I thought our idyll would never end. Or, rather, I would not entertain the thought of an end to it. Being young, I was sceptical of the future, and saw it as a matter of potential only, a state of things that might or might not arise and probably never would. Of course, there were markers to be observed, of an immediate kind. For instance, the summer certainly would come to a close, the holidays would be over, and I would be expected to start calling for Billy again in the mornings on the way to school—how would I carry that off? Would I be able to maintain the insouciant front that I did before the summer, when Mrs Gray and I were still merely strolling hand in hand up the lower slopes of what was soon to become Mount Hymettus itself, complete with golden honey-combs and cliffs of lovely blue-grey marble and naked nymphs in dells? The truth is, despite all youth’s daring and defiance, there hovered directly above my head a little cloud of foreboding. It was no more than a cloud, weightless, indefinite in shape, yet dark, outside its malignantly radiant silver lining. For the most part I managed to ignore it or pretend it was not there. What was a cloud, in comparison with love’s blazing sun?

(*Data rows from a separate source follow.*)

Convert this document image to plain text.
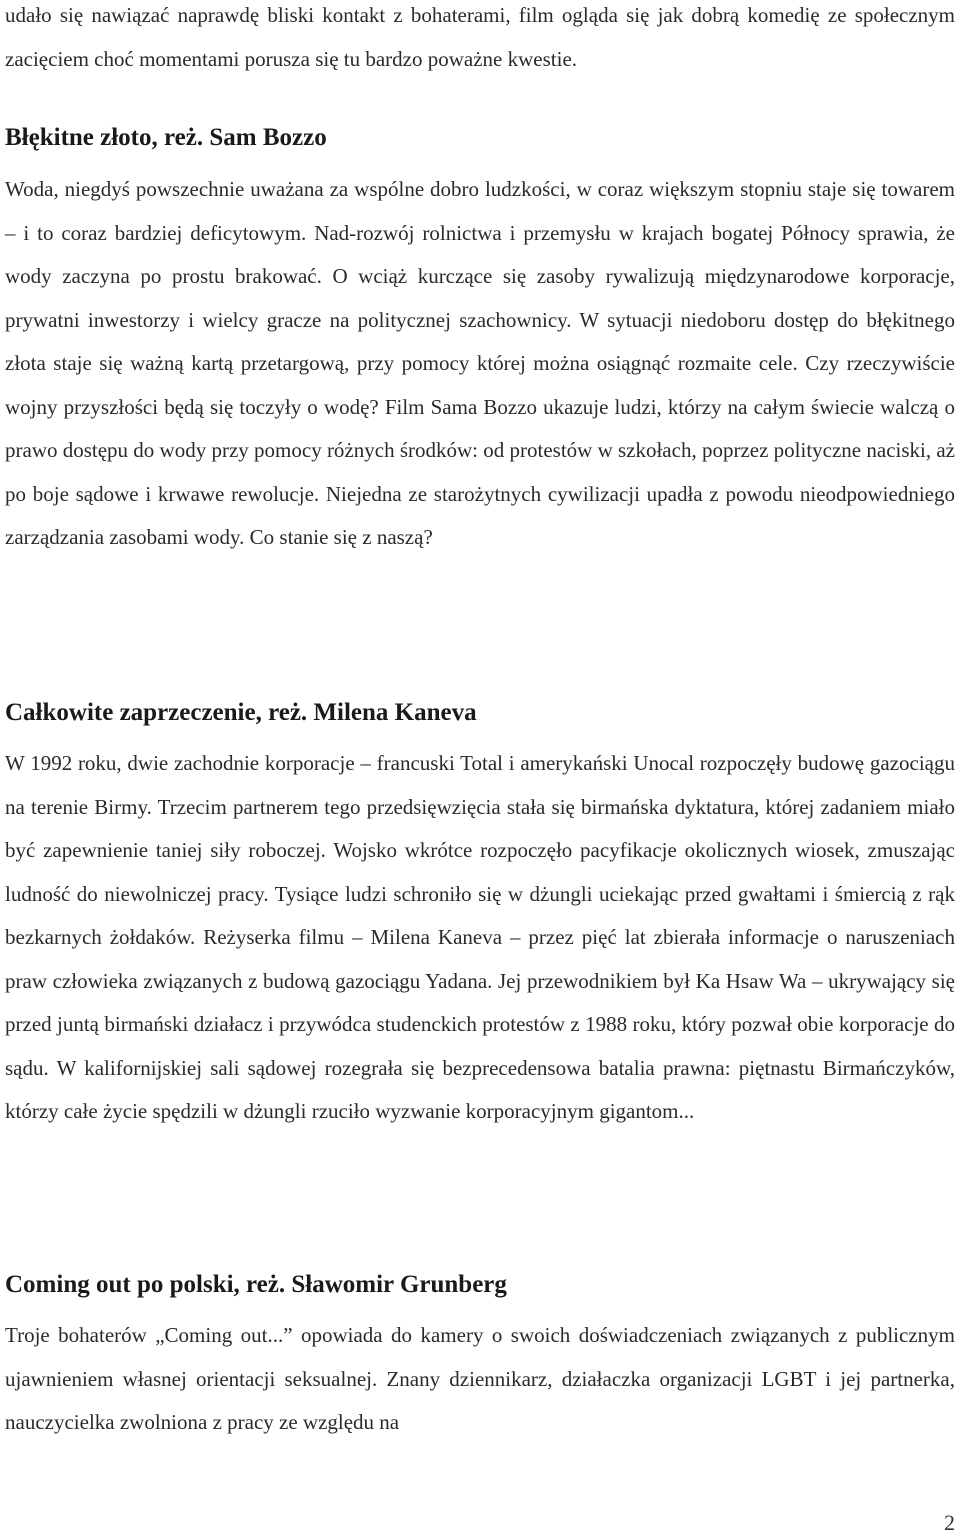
udało się nawiązać naprawdę bliski kontakt z bohaterami, film ogląda się jak dobrą komedię ze społecznym zacięciem choć momentami porusza się tu bardzo poważne kwestie.

Błękitne złoto, reż. Sam Bozzo

Woda, niegdyś powszechnie uważana za wspólne dobro ludzkości, w coraz większym stopniu staje się towarem – i to coraz bardziej deficytowym. Nad-rozwój rolnictwa i przemysłu w krajach bogatej Północy sprawia, że wody zaczyna po prostu brakować. O wciąż kurczące się zasoby rywalizują międzynarodowe korporacje, prywatni inwestorzy i wielcy gracze na politycznej szachownicy. W sytuacji niedoboru dostęp do błękitnego złota staje się ważną kartą przetargową, przy pomocy której można osiągnąć rozmaite cele. Czy rzeczywiście wojny przyszłości będą się toczyły o wodę? Film Sama Bozzo ukazuje ludzi, którzy na całym świecie walczą o prawo dostępu do wody przy pomocy różnych środków: od protestów w szkołach, poprzez polityczne naciski, aż po boje sądowe i krwawe rewolucje. Niejedna ze starożytnych cywilizacji upadła z powodu nieodpowiedniego zarządzania zasobami wody. Co stanie się z naszą?

Całkowite zaprzeczenie, reż. Milena Kaneva

W 1992 roku, dwie zachodnie korporacje – francuski Total i amerykański Unocal rozpoczęły budowę gazociągu na terenie Birmy. Trzecim partnerem tego przedsięwzięcia stała się birmańska dyktatura, której zadaniem miało być zapewnienie taniej siły roboczej. Wojsko wkrótce rozpoczęło pacyfikacje okolicznych wiosek, zmuszając ludność do niewolniczej pracy. Tysiące ludzi schroniło się w dżungli uciekając przed gwałtami i śmiercią z rąk bezkarnych żołdaków. Reżyserka filmu – Milena Kaneva – przez pięć lat zbierała informacje o naruszeniach praw człowieka związanych z budową gazociągu Yadana. Jej przewodnikiem był Ka Hsaw Wa – ukrywający się przed juntą birmański działacz i przywódca studenckich protestów z 1988 roku, który pozwał obie korporacje do sądu. W kalifornijskiej sali sądowej rozegrała się bezprecedensowa batalia prawna: piętnastu Birmańczyków, którzy całe życie spędzili w dżungli rzuciło wyzwanie korporacyjnym gigantom...

Coming out po polski, reż. Sławomir Grunberg

Troje bohaterów „Coming out...” opowiada do kamery o swoich doświadczeniach związanych z publicznym ujawnieniem własnej orientacji seksualnej. Znany dziennikarz, działaczka organizacji LGBT i jej partnerka, nauczycielka zwolniona z pracy ze względu na

2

It baffled me that people around us did not guess our secret; almost, at times, I found myself growing indignant at their lack of insight, their lack of imagination—in a word, at their underestimation of us. My mother, Billy, Mr Gray, these were not formidable enough figures to inspire much fear—though Kitty’s face I often seemed to glimpse in that menacing cloud over my head, grinning out at me gloatingly like the Cheshire Cat—but what about the town’s busybodies, the moral guardians, the powder-blue Legionnaires of Mary? Why were they so slack in their bounden duty to nose out Mrs Gray and me as we indulged ourselves shamelessly in endlessly inventive acts of concupiscence and lust? Heaven knows we took risks, at which Heaven itself must have been aghast. In this regard, of the two of us Mrs Gray was by far the more reckless, as I must already have said. It was a thing I could not account for, could not understand. I was about to say she had no fear, but it was not the case, for I had seen her on more than one occasion trembling in terror, I assumed at the prospect of being caught with me; at other times, though, she acted as if she had never known a moment of misgiving, parading with me brazenly that day on the boardworks, for example, or running naked in broad daylight through the wood, where the very trees seemed to throw up their arms and draw back, shocked and scandalised at the sight of her. Inexperienced in these matters though I was, I felt I could say with confidence that such behaviour was not commonplace among the matrons of our town.

I ask myself, again, if she were deliberately daring the world to find us out. One day she summoned me to meet her after she had been to an appointment with the doctor—‘women’s trouble,’ she would say brusquely, and make a face—and when she arrived in the station wagon at our meeting place on the road above the hazel wood she insisted I make love to her there and then, on the spot. ‘Come on,’ she said, almost angrily, her rump waggling at me as she clambered into the back seat of the station wagon, ‘do it to me, come on.’ I have to admit I was shocked by her shamelessness, and for once I was even a little unwilling—the spectacle of such raw desire threatened to have a deflating effect on me—but she put an arm that seemed as hard as a man’s around my neck and drew me fiercely down to her, and I could feel her heart already hammering and her belly shaking, and of course I did to her what she demanded. It was over in a minute and then she was all dismissive briskness, pushing me away and pulling at her clothes and using her pants to wipe herself. We had left a glistening smear on the leather seat between us. She had parked hardly ten yards off the road, and although there was little traffic in those days, any motorist who happened to slow down going past could have seen us, her upraised nyloned legs and my bare white backside plunging and rearing between them. Now we climbed back into the front seat, exclaiming at the hotness of the leather where the sun had been shining on it, and she lit a cigarette and sat half turned away from me with her elbow out of the open window and a fist under her chin, saying nothing. I waited meekly for her mood to pass, frowning at my hands.